Amyloidosis
Bilateral vitreous opacification can occur as an early manifestation of the dominantly inherited form of familial amyloidosis, which is most commonly associated with a transthyretin mutation (Fig 17-13). Amyloid infiltration of the vitreous is rare in nonfamilial cases. In addition to the vitreous, amyloid can be deposited in the retinal vasculature, the choroid, and the trabecular meshwork.
Retinal findings include hemorrhages, exudates, cotton-wool spots, and peripheral retinal neovascularization. In addition, infiltrations may be present in the orbit, extraocular muscles, eyelids, conjunctiva, cornea, and iris. Nonocular manifestations of amyloidosis include upper- and lower-extremity polyneuropathy and central nervous system abnormalities. Amyloid can be deposited in several organs, including the heart and skin, and in the gastrointestinal tract.
Initially, the extracellular vitreous opacities appear to lie adjacent to retinal vessels posteriorly; they later develop anteriorly. At first, the opacities appear granular and have wispy fringes, but as they enlarge and aggregate, the vitreous takes on a “glass-wool” appearance. With vitreous liquefaction or PVD, the opacities may be displaced into the visual axis, causing reduced vision and photophobia.

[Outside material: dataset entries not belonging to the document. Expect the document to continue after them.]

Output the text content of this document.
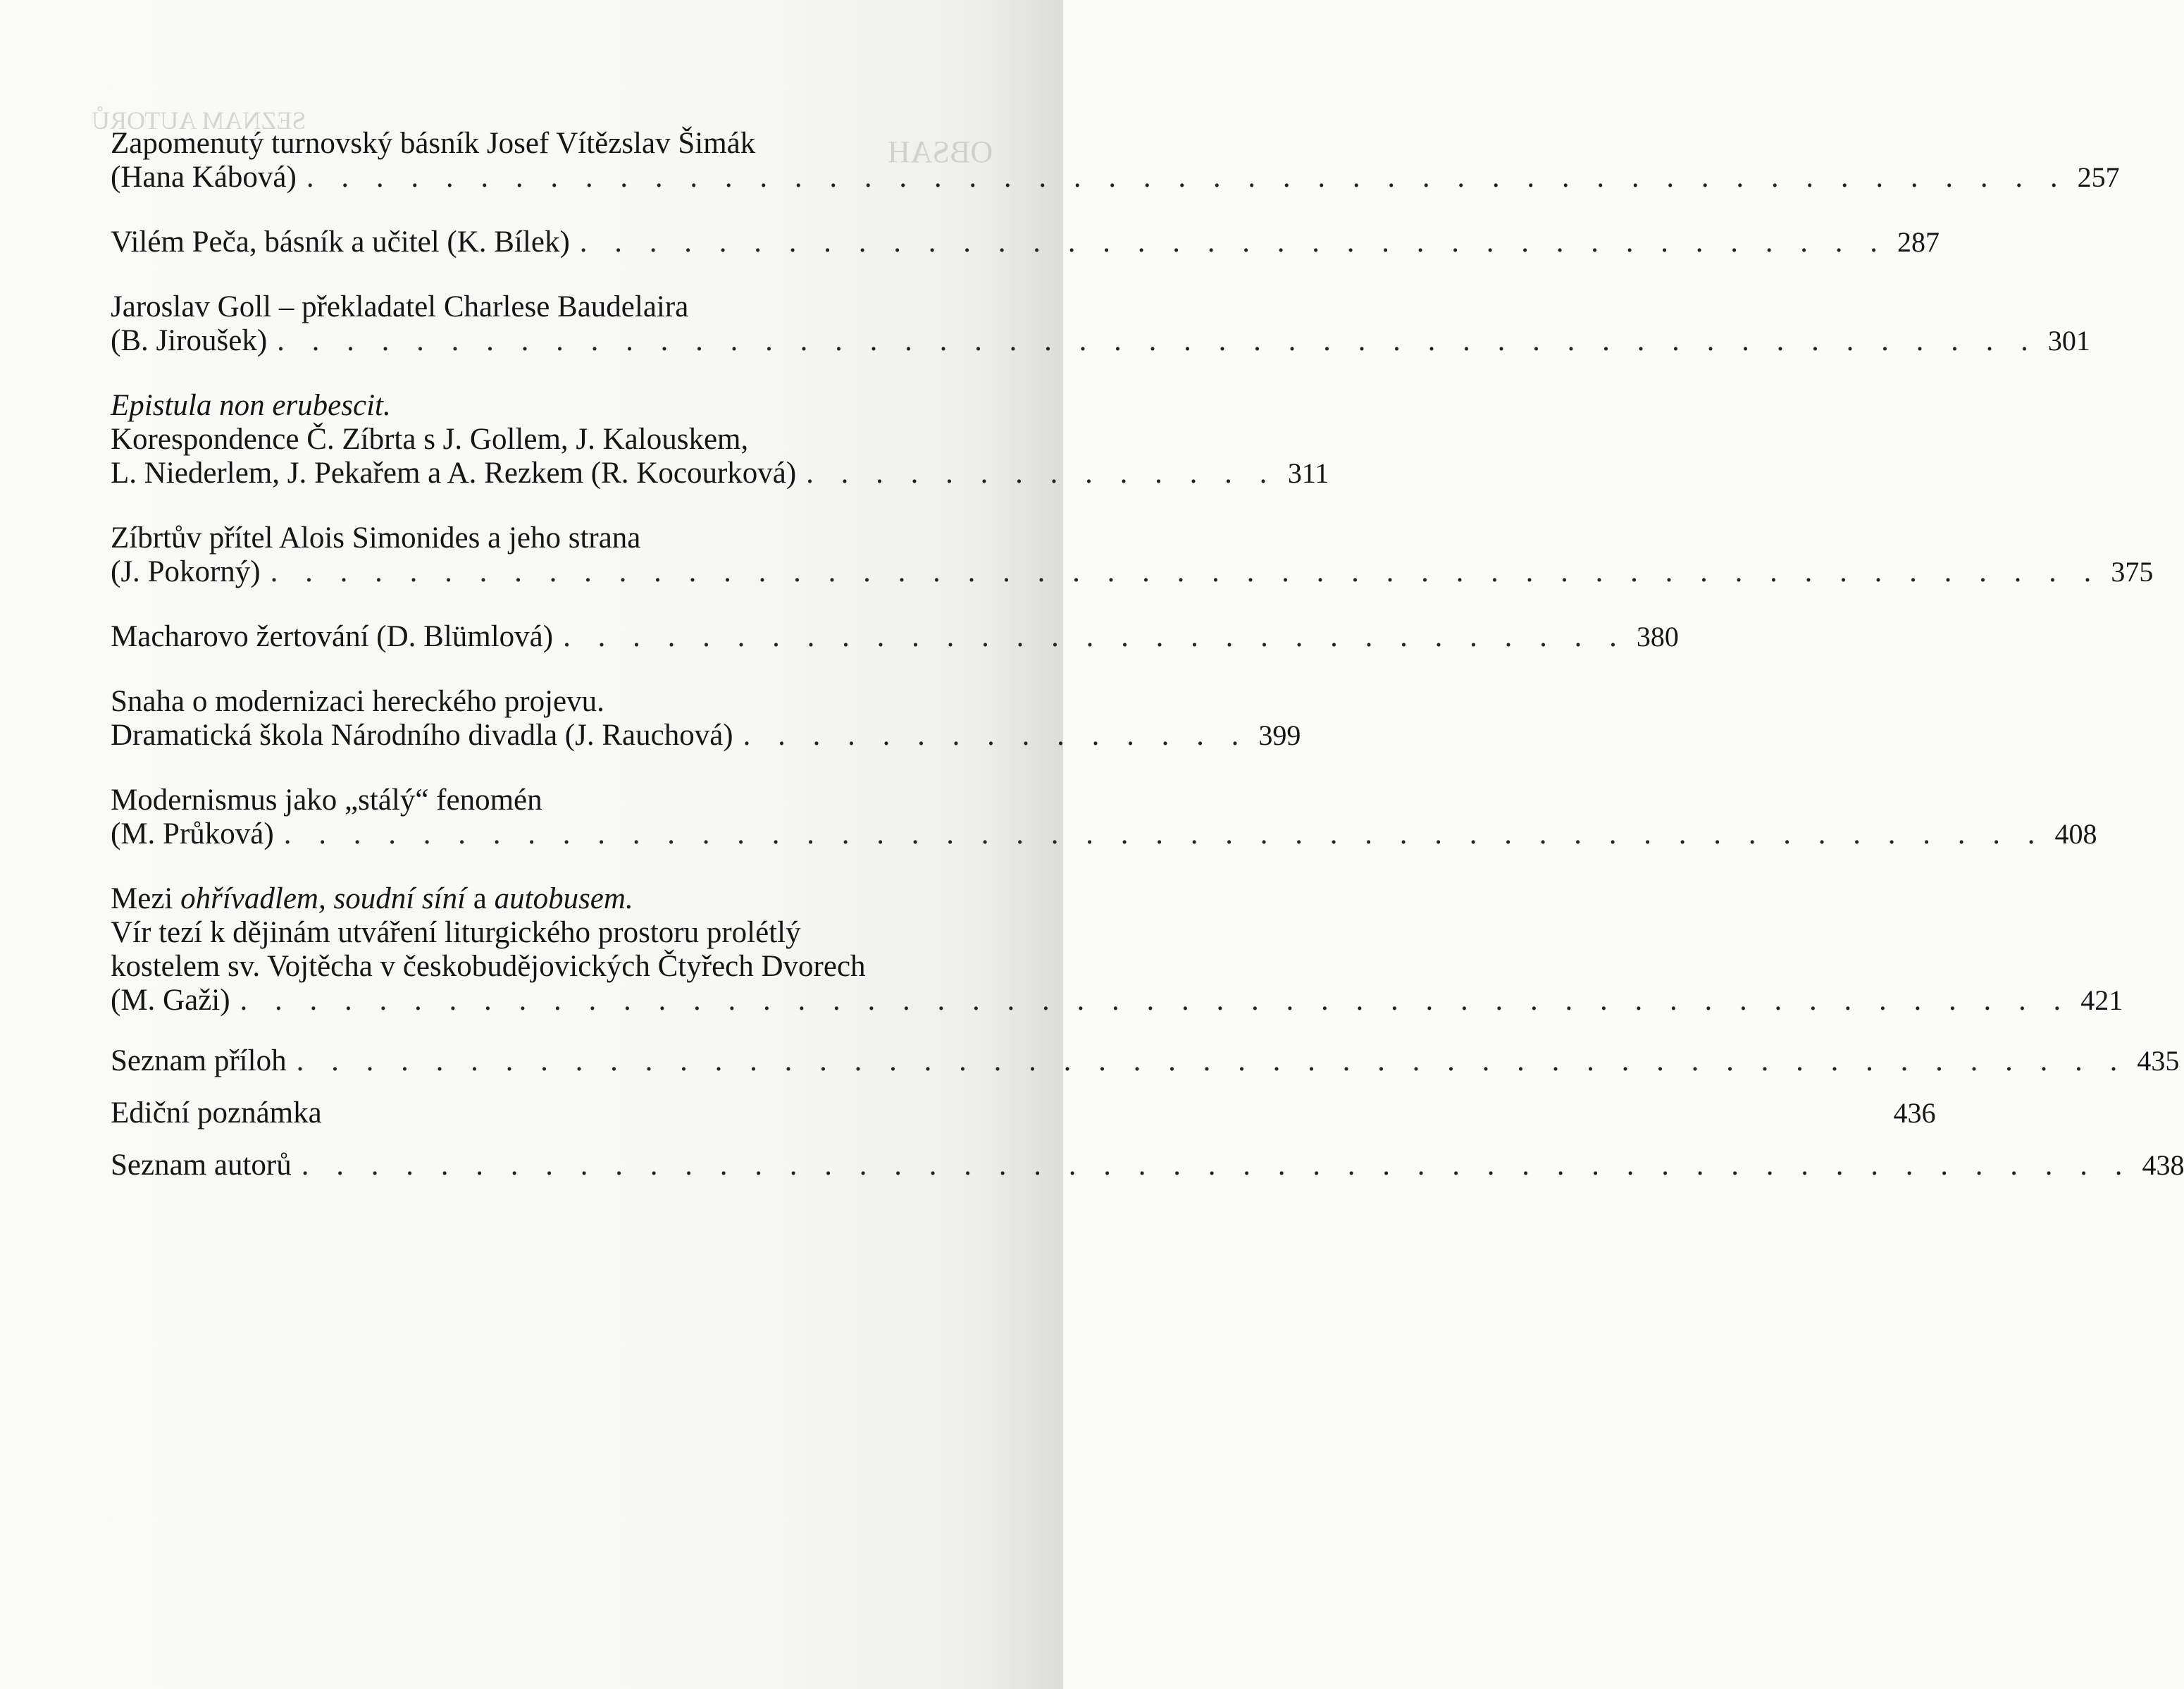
SEZNAM AUTORŮ
OBSAH
Zapomenutý turnovský básník Josef Vítězslav Šimák
(Hana Kábová) . . . . . . . . . . . . . . . . . . . . . . . . . . . . . . . . . . . . . . . . . . . . . . . . . . . 257
Vilém Peča, básník a učitel (K. Bílek) . . . . . . . . . . . . . . . . . . . . . . . . . . . . . . . . . . . . . . 287
Jaroslav Goll – překladatel Charlese Baudelaira
(B. Jiroušek) . . . . . . . . . . . . . . . . . . . . . . . . . . . . . . . . . . . . . . . . . . . . . . . . . . . 301
Epistula non erubescit.
Korespondence Č. Zíbrta s J. Gollem, J. Kalouskem,
L. Niederlem, J. Pekařem a A. Rezkem (R. Kocourková) . . . . . . . . . . . . . . 311
Zíbrtův přítel Alois Simonides a jeho strana
(J. Pokorný) . . . . . . . . . . . . . . . . . . . . . . . . . . . . . . . . . . . . . . . . . . . . . . . . . . . . . 375
Macharovo žertování (D. Blümlová) . . . . . . . . . . . . . . . . . . . . . . . . . . . . . . . 380
Snaha o modernizaci hereckého projevu.
Dramatická škola Národního divadla (J. Rauchová) . . . . . . . . . . . . . . . 399
Modernismus jako „stálý“ fenomén
(M. Průková) . . . . . . . . . . . . . . . . . . . . . . . . . . . . . . . . . . . . . . . . . . . . . . . . . . . 408
Mezi ohřívadlem, soudní síní a autobusem.
Vír tezí k dějinám utváření liturgického prostoru prolétlý
kostelem sv. Vojtěcha v českobudějovických Čtyřech Dvorech
(M. Gaži) . . . . . . . . . . . . . . . . . . . . . . . . . . . . . . . . . . . . . . . . . . . . . . . . . . . . . 421
Seznam příloh . . . . . . . . . . . . . . . . . . . . . . . . . . . . . . . . . . . . . . . . . . . . . . . . . . . . . 435
Ediční poznámka	436
Seznam autorů . . . . . . . . . . . . . . . . . . . . . . . . . . . . . . . . . . . . . . . . . . . . . . . . . . . . . 438
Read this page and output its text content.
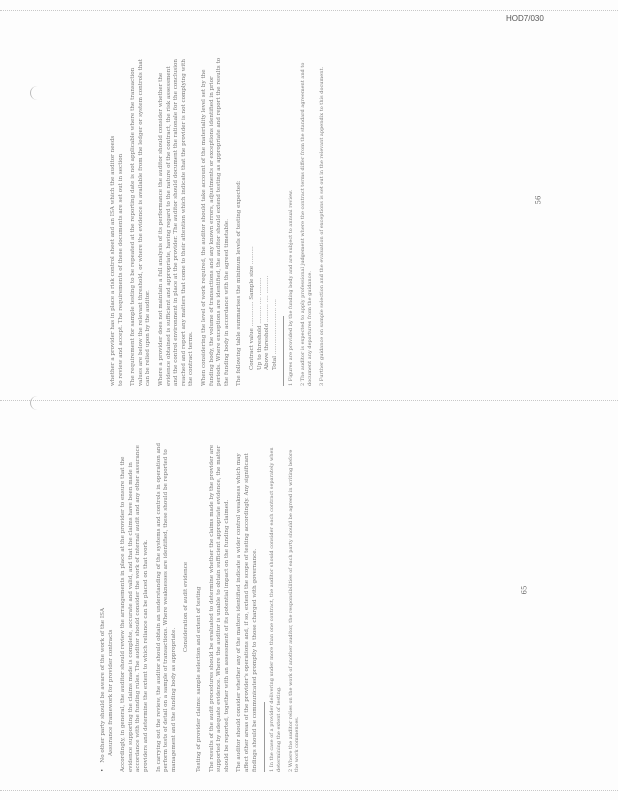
HOD7/030
whether a provider has in place a risk control sheet and an ISA which the auditor needs to review and accept. The requirements of these documents are set out in section The requirement for sample testing to be repeated at the reporting date is not applicable where the transaction values are below the relevant threshold, or where the evidence is available from the ledger or system controls that can be relied upon by the auditor. Where a provider does not maintain a full analysis of its performance the auditor should consider whether the evidence obtained is sufficient and appropriate, having regard to the nature of the contract, the risk assessment and the control environment in place at the provider. The auditor should document the rationale for the conclusion reached and report any matters that come to their attention which indicate that the provider is not complying with the contract terms. When considering the level of work required, the auditor should take account of the materiality level set by the funding body, the volume of transactions and any known errors, adjustments or exceptions identified in prior periods. Where exceptions are identified, the auditor should extend testing as appropriate and report the results to the funding body in accordance with the agreed timetable. The following table summarises the minimum levels of testing expected: Contract value .............. Sample size .......... Up to threshold .......... .... .......... Above threshold .......... .... .......... Total .......................... ....	1 Figures are provided by the funding body and are subject to annual review. 2 The auditor is expected to apply professional judgement where the contract terms differ from the standard agreement and to document any departures from the guidance. 3 Further guidance on sample selection and the evaluation of exceptions is set out in the relevant appendix to this document.

• No other party should be aware of the work of the ISA Assurance framework for provider contracts Accordingly, in general, the auditor should review the arrangements in place at the provider to ensure that the evidence supporting the claims made is complete, accurate and valid, and that the claims have been made in accordance with the funding rules. The auditor should consider the work of internal audit and any other assurance providers and determine the extent to which reliance can be placed on that work. In carrying out the review, the auditor should obtain an understanding of the systems and controls in operation and perform tests of detail on a sample of transactions. Where weaknesses are identified, these should be reported to management and the funding body as appropriate.

Consideration of audit evidence Testing of provider claims: sample selection and extent of testing The results of the audit procedures should be evaluated to determine whether the claims made by the provider are supported by adequate evidence. Where the auditor is unable to obtain sufficient appropriate evidence, the matter should be reported, together with an assessment of its potential impact on the funding claimed. The auditor should consider whether any of the matters identified indicate a wider control weakness which may affect other areas of the provider's operations and, if so, extend the scope of testing accordingly. Any significant findings should be communicated promptly to those charged with governance.	1 In the case of a provider delivering under more than one contract, the auditor should consider each contract separately when determining the extent of testing. 2 Where the auditor relies on the work of another auditor, the responsibilities of each party should be agreed in writing before the work commences.

56
65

The differential diagnosis of amyloidosis includes chronic (dehemoglobinized) vitreous hemorrhage, lymphoma, sarcoidosis, and Whipple disease. Vitrectomy may be indicated for vitreous opacities when symptoms warrant intervention, but recurrent opacities may develop in residual vitreous. Histologic examination of removed vitreous shows material with a fibrillar appearance and a staining reaction characteristic of amyloid. Birefringence and electron microscopic studies are confirmatory. Immunocytochemical studies have shown the major amyloid constituent to be a protein resembling prealbumin.